Ticino Economico, settembre 2024 di Cristina Maderni
Ha fallito nel contenere il traffico. È dannosa per l’economia. Il concetto su cui si basa è ingiusto e discriminatorio. Il Controprogetto non migliora i contenuti, anzi. È ora di porre fine ad un esperimento negativo.
L’antefatto
Tutti conosciamo la lunga storia della tassa di collegamento. Inizia nel 2015, con la modifica da parte del Gran Consiglio della Legge sui trasporti pubblici, nell’intento dichiarato di arginare il traffico veicolare. La tassa grava su circa duecento proprietari di aree di posteggio con oltre 50 posti auto e prevede che dal 1° agosto 2016 alle aziende siano prelevati 3.50 franchi al giorno per posteggi destinati a dipendenti, e ai centri commerciali 1.50 franchi al giorno per quelli riservati ai clienti. In una parola, si vengono a tassare i privati per un legittimo uso del suolo privato. L’approvazione spacca la società e, di conseguenza, gli stessi partiti che l’hanno votata, in cui emerge uno strisciante dissenso interno. Sono in pochi a credere che il vero scopo sia quello dichiarato, cioè ridurre il traffico, favorendo quel trasporto pubblico su cui Confederazione e Cantone molto stanno investendo. Inoltre, molti si dichiarano scettici nei confronti della narrazione che a pagare il riversamento della tassa dalle imprese al pubblico saranno i frontalieri. L’impressione è che qui si vuole fare cassetta, e che ad aprire il borsellino alla fine saranno i residenti. Ne consegue una reazione forte: in pochi mesi vengono raccolte oltre 20 mila firme per indire un referendum popolare. Allo stesso tempo sono presentati 19 ricorsi al Tribunale Federale. In sede referendaria, la tassa passa con un risicato 50.7% dei voti. Il 2 settembre 2016 il Tribunale Federale concede un effetto sospensivo, solo nel marzo 2020 respingerà i ricorsi ponendo dei forti vincoli in termini di verifica dell’efficacia della tassa, pena la decadenza. Per risultare costituzionale, la tassa deve essere causale ed efficace, inoltre i suoi effetti vanno misurati: così è deciso. Siamo però in tempi di Covid. Con lodevole ragionevolezza, il Gran Consiglio concede una moratoria fino al 1° gennaio 2025. Nel frattempo, si chiarisce che la tassa non sarà retroattiva. Benché non introdotta, la tassa è stata applicata in via cautelativa fra il 2016 ed il 2020, ribaltandone l’onere sui cittadini. Risultato sul traffico? Nessuno, casomai è aumentato. Ecco la dimostrazione che la tassa non funziona.

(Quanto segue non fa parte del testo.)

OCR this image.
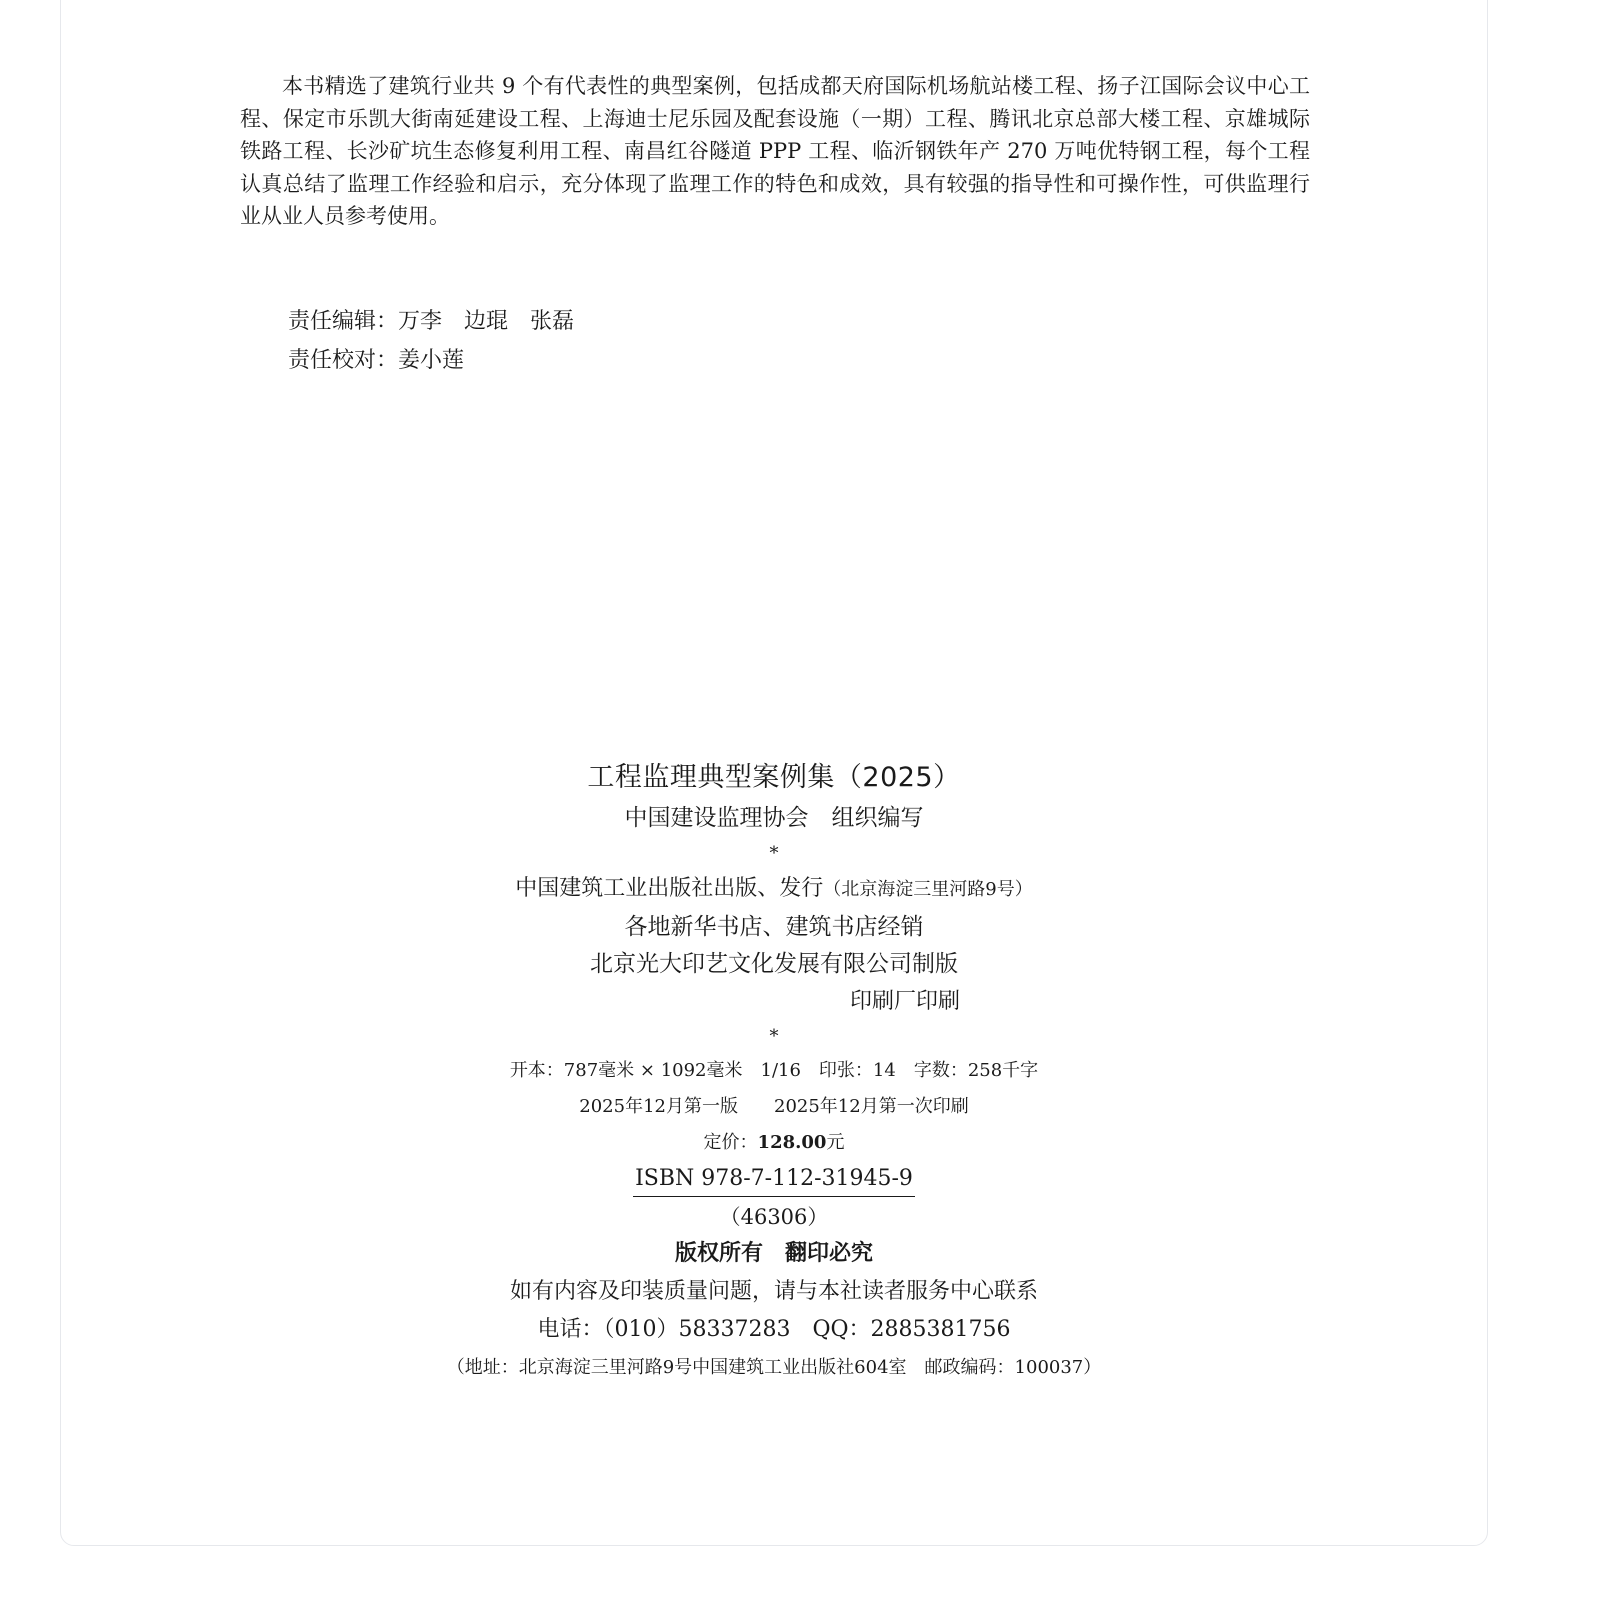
本书精选了建筑行业共 9 个有代表性的典型案例，包括成都天府国际机场航站楼工程、扬子江国际会议中心工程、保定市乐凯大街南延建设工程、上海迪士尼乐园及配套设施（一期）工程、腾讯北京总部大楼工程、京雄城际铁路工程、长沙矿坑生态修复利用工程、南昌红谷隧道 PPP 工程、临沂钢铁年产 270 万吨优特钢工程，每个工程认真总结了监理工作经验和启示，充分体现了监理工作的特色和成效，具有较强的指导性和可操作性，可供监理行业从业人员参考使用。

责任编辑：万李　边琨　张磊
责任校对：姜小莲
工程监理典型案例集（2025）
中国建设监理协会　组织编写
*
中国建筑工业出版社出版、发行（北京海淀三里河路9号）
各地新华书店、建筑书店经销
北京光大印艺文化发展有限公司制版
印刷厂印刷
*
开本：787毫米 × 1092毫米　1/16　印张：14　字数：258千字
2025年12月第一版　　2025年12月第一次印刷
定价：128.00元
ISBN 978-7-112-31945-9
（46306）
版权所有　翻印必究
如有内容及印装质量问题，请与本社读者服务中心联系
电话：（010）58337283　QQ：2885381756
（地址：北京海淀三里河路9号中国建筑工业出版社604室　邮政编码：100037）
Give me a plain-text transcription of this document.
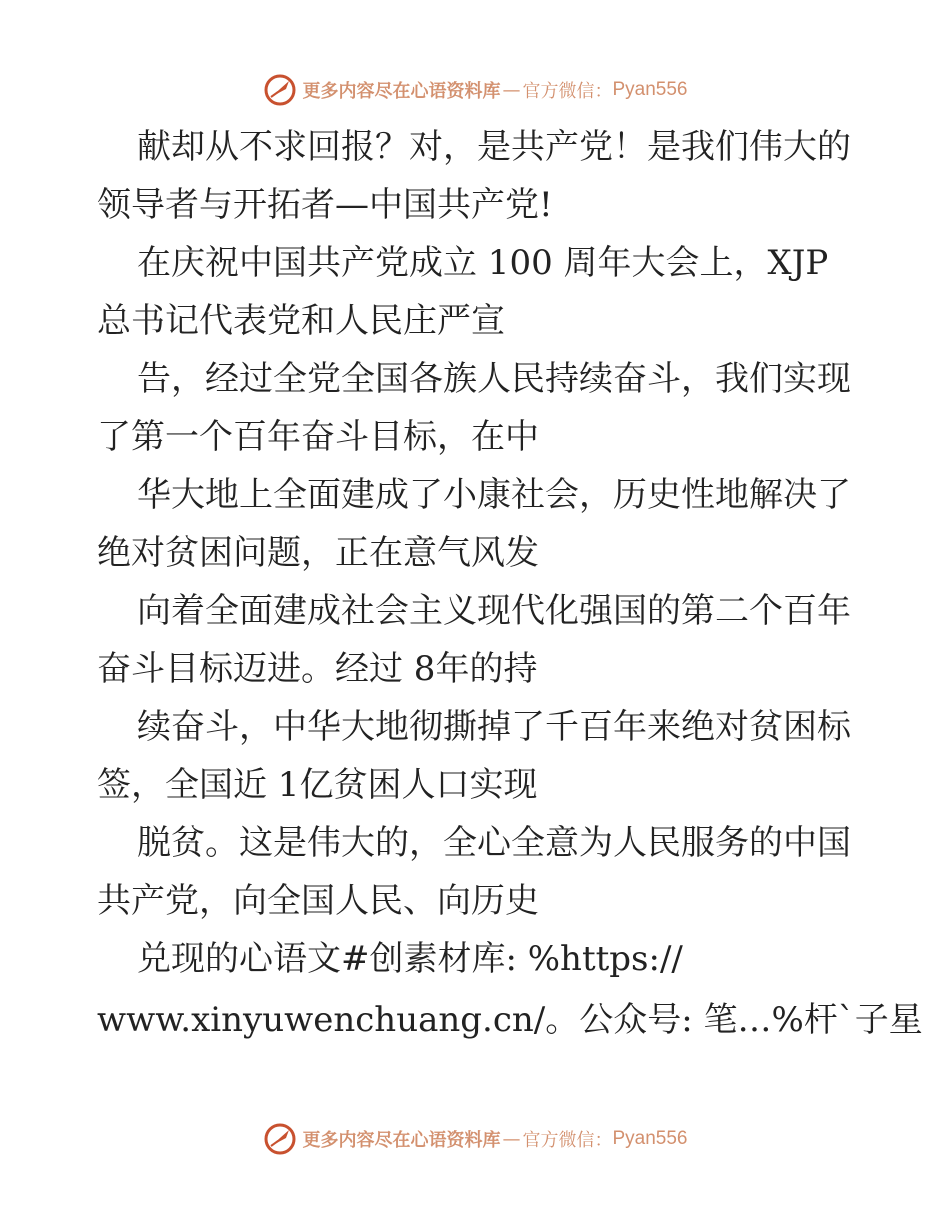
更多内容尽在心语资料库 — 官方微信： Pyan556
献却从不求回报？对，是共产党！是我们伟大的
领导者与开拓者—中国共产党!
在庆祝中国共产党成立 100 周年大会上，XJP
总书记代表党和人民庄严宣
告，经过全党全国各族人民持续奋斗，我们实现
了第一个百年奋斗目标，在中
华大地上全面建成了小康社会，历史性地解决了
绝对贫困问题，正在意气风发
向着全面建成社会主义现代化强国的第二个百年
奋斗目标迈进。经过 8年的持
续奋斗，中华大地彻撕掉了千百年来绝对贫困标
签，全国近 1亿贫困人口实现
脱贫。这是伟大的，全心全意为人民服务的中国
共产党，向全国人民、向历史
兑现的心语文#创素材库: %https://
www.xinyuwenchuang.cn/。公众号: 笔…%杆`子星
更多内容尽在心语资料库 — 官方微信： Pyan556
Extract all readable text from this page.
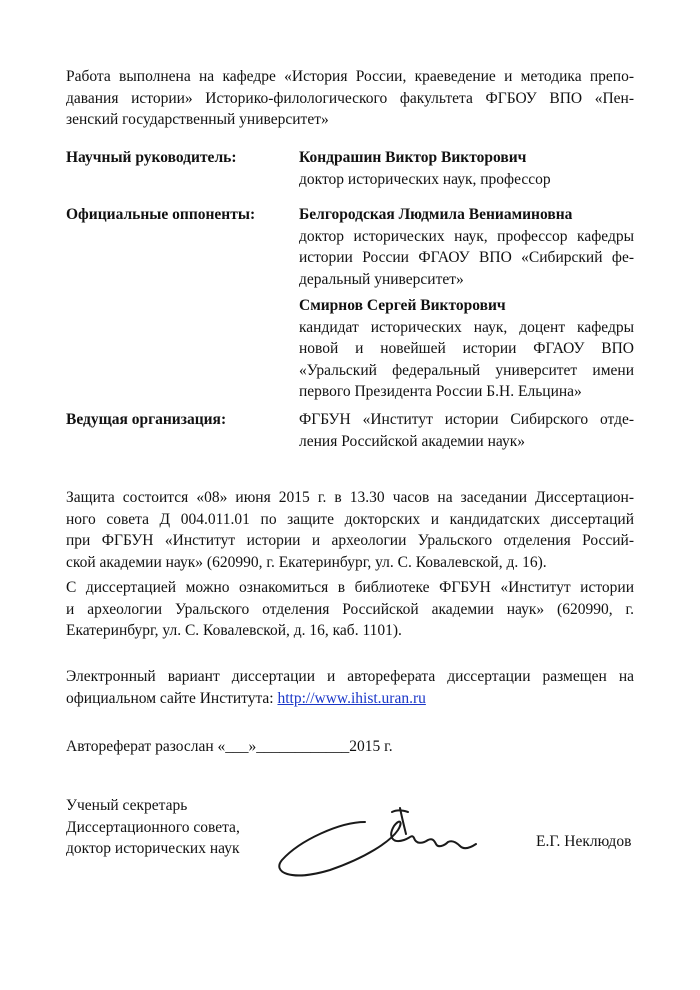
Работа выполнена на кафедре «История России, краеведение и методика препо-
давания истории» Историко-филологического факультета ФГБОУ ВПО «Пен-
зенский государственный университет»
Научный руководитель:	Кондрашин Виктор Викторович
доктор исторических наук, профессор
Официальные оппоненты:	Белгородская Людмила Вениаминовна
доктор исторических наук, профессор кафедры
истории России ФГАОУ ВПО «Сибирский фе-
деральный университет»
Смирнов Сергей Викторович
кандидат исторических наук, доцент кафедры
новой и новейшей истории ФГАОУ ВПО
«Уральский федеральный университет имени
первого Президента России Б.Н. Ельцина»
Ведущая организация:	ФГБУН «Институт истории Сибирского отде-
ления Российской академии наук»
Защита состоится «08» июня 2015 г. в 13.30 часов на заседании Диссертацион-
ного совета Д 004.011.01 по защите докторских и кандидатских диссертаций
при ФГБУН «Институт истории и археологии Уральского отделения Россий-
ской академии наук» (620990, г. Екатеринбург, ул. С. Ковалевской, д. 16).
С диссертацией можно ознакомиться в библиотеке ФГБУН «Институт истории
и археологии Уральского отделения Российской академии наук» (620990, г.
Екатеринбург, ул. С. Ковалевской, д. 16, каб. 1101).
Электронный вариант диссертации и автореферата диссертации размещен на
официальном сайте Института: http://www.ihist.uran.ru
Автореферат разослан «___»____________2015 г.
Ученый секретарь
Диссертационного совета,
доктор исторических наук	Е.Г. Неклюдов
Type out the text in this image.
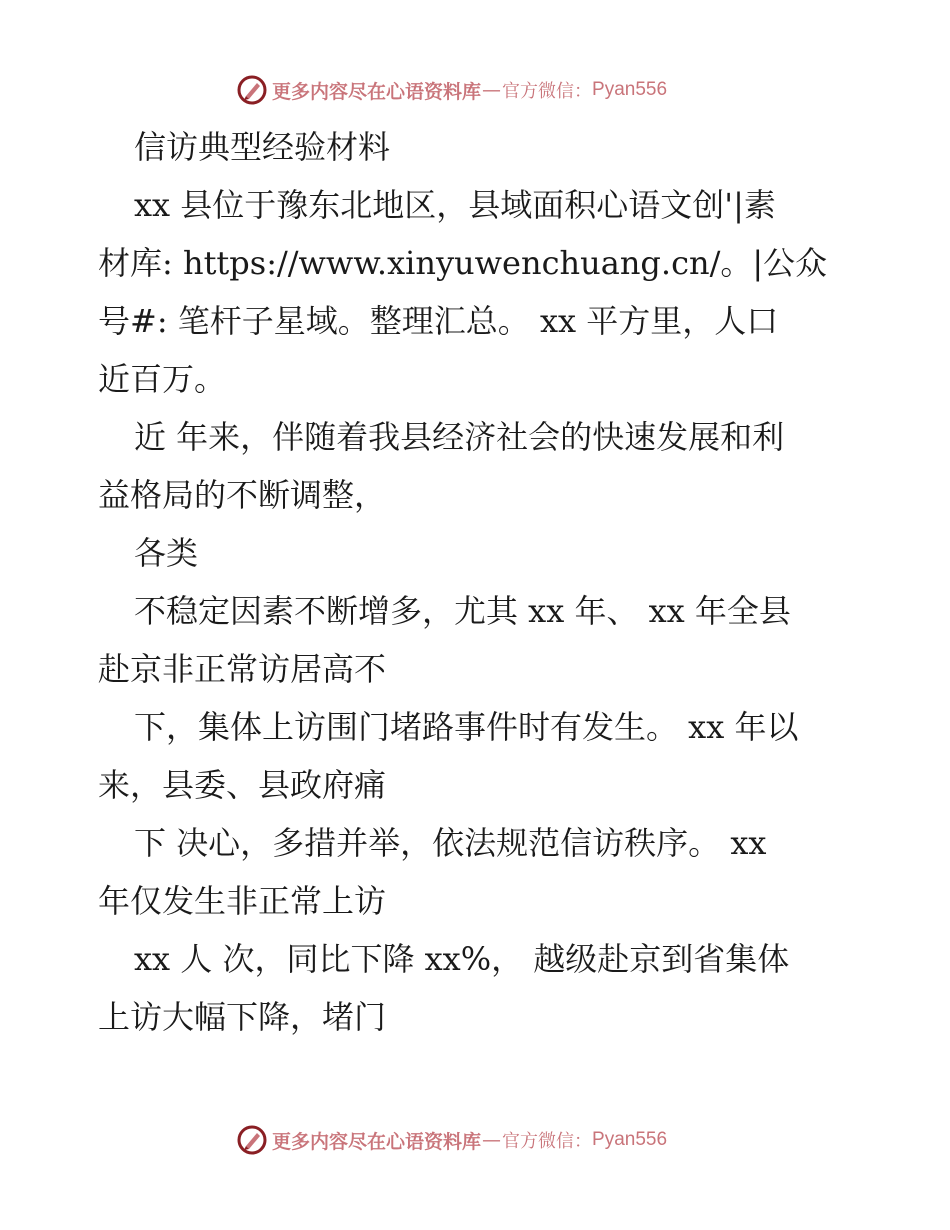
更多内容尽在心语资料库 — 官方微信： Pyan556
信访典型经验材料
xx 县位于豫东北地区，县域面积心语文创'|素
材库: https://www.xinyuwenchuang.cn/。|公众
号#: 笔杆子星域。整理汇总。 xx 平方里，人口
近百万。
近 年来，伴随着我县经济社会的快速发展和利
益格局的不断调整，
各类
不稳定因素不断增多，尤其 xx 年、 xx 年全县
赴京非正常访居高不
下，集体上访围门堵路事件时有发生。 xx 年以
来，县委、县政府痛
下 决心，多措并举，依法规范信访秩序。 xx
年仅发生非正常上访
xx 人 次，同比下降 xx%， 越级赴京到省集体
上访大幅下降，堵门
更多内容尽在心语资料库 — 官方微信： Pyan556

Perché pagare una tassa ingiusta, inefficace e dannosa?
Il passare del tempo e la sua applicazione “de facto” rendono evidente come la tassa sia ingiusta, inefficace e dannosa. Ingiusta perché discrimina fra imprese di diversa dimensione circa il diritto di utilizzare il proprio suolo, inefficace perché il traffico non diminuisce, dannosa perché comprime il potere di acquisto e danneggia l’economia. Questi dubbi e malumori si concretizzano nell’ottobre 2022 in una Iniziativa popolare legislativa elaborata. Prende il nome di “Sì all’abolizione della tassa di collegamento” ed è presentata da Piero Marchesi e cofirmatari, fra cui anche chi scrive questo articolo. La base politica è ampia, comprende esponenti di rilievo di UDC, PLR e Centro. La risposta popolare è pronta, saranno 16.023 le firme depositate nel gennaio 2023 presso la Cancelleria dello Stato. Ed ora cosa succede? Si andrà al voto popolare?
Il controprogetto “light”
No, non stiamo parlando di una bibita gassata. Di una di quelle note per indurre obesità che vengono poi rivisitate e corrette, nel tentativo di convincere il consumatore che, questa volta, berrà qualcosa di “sano” in quanto privo di zuccheri o di caffeina.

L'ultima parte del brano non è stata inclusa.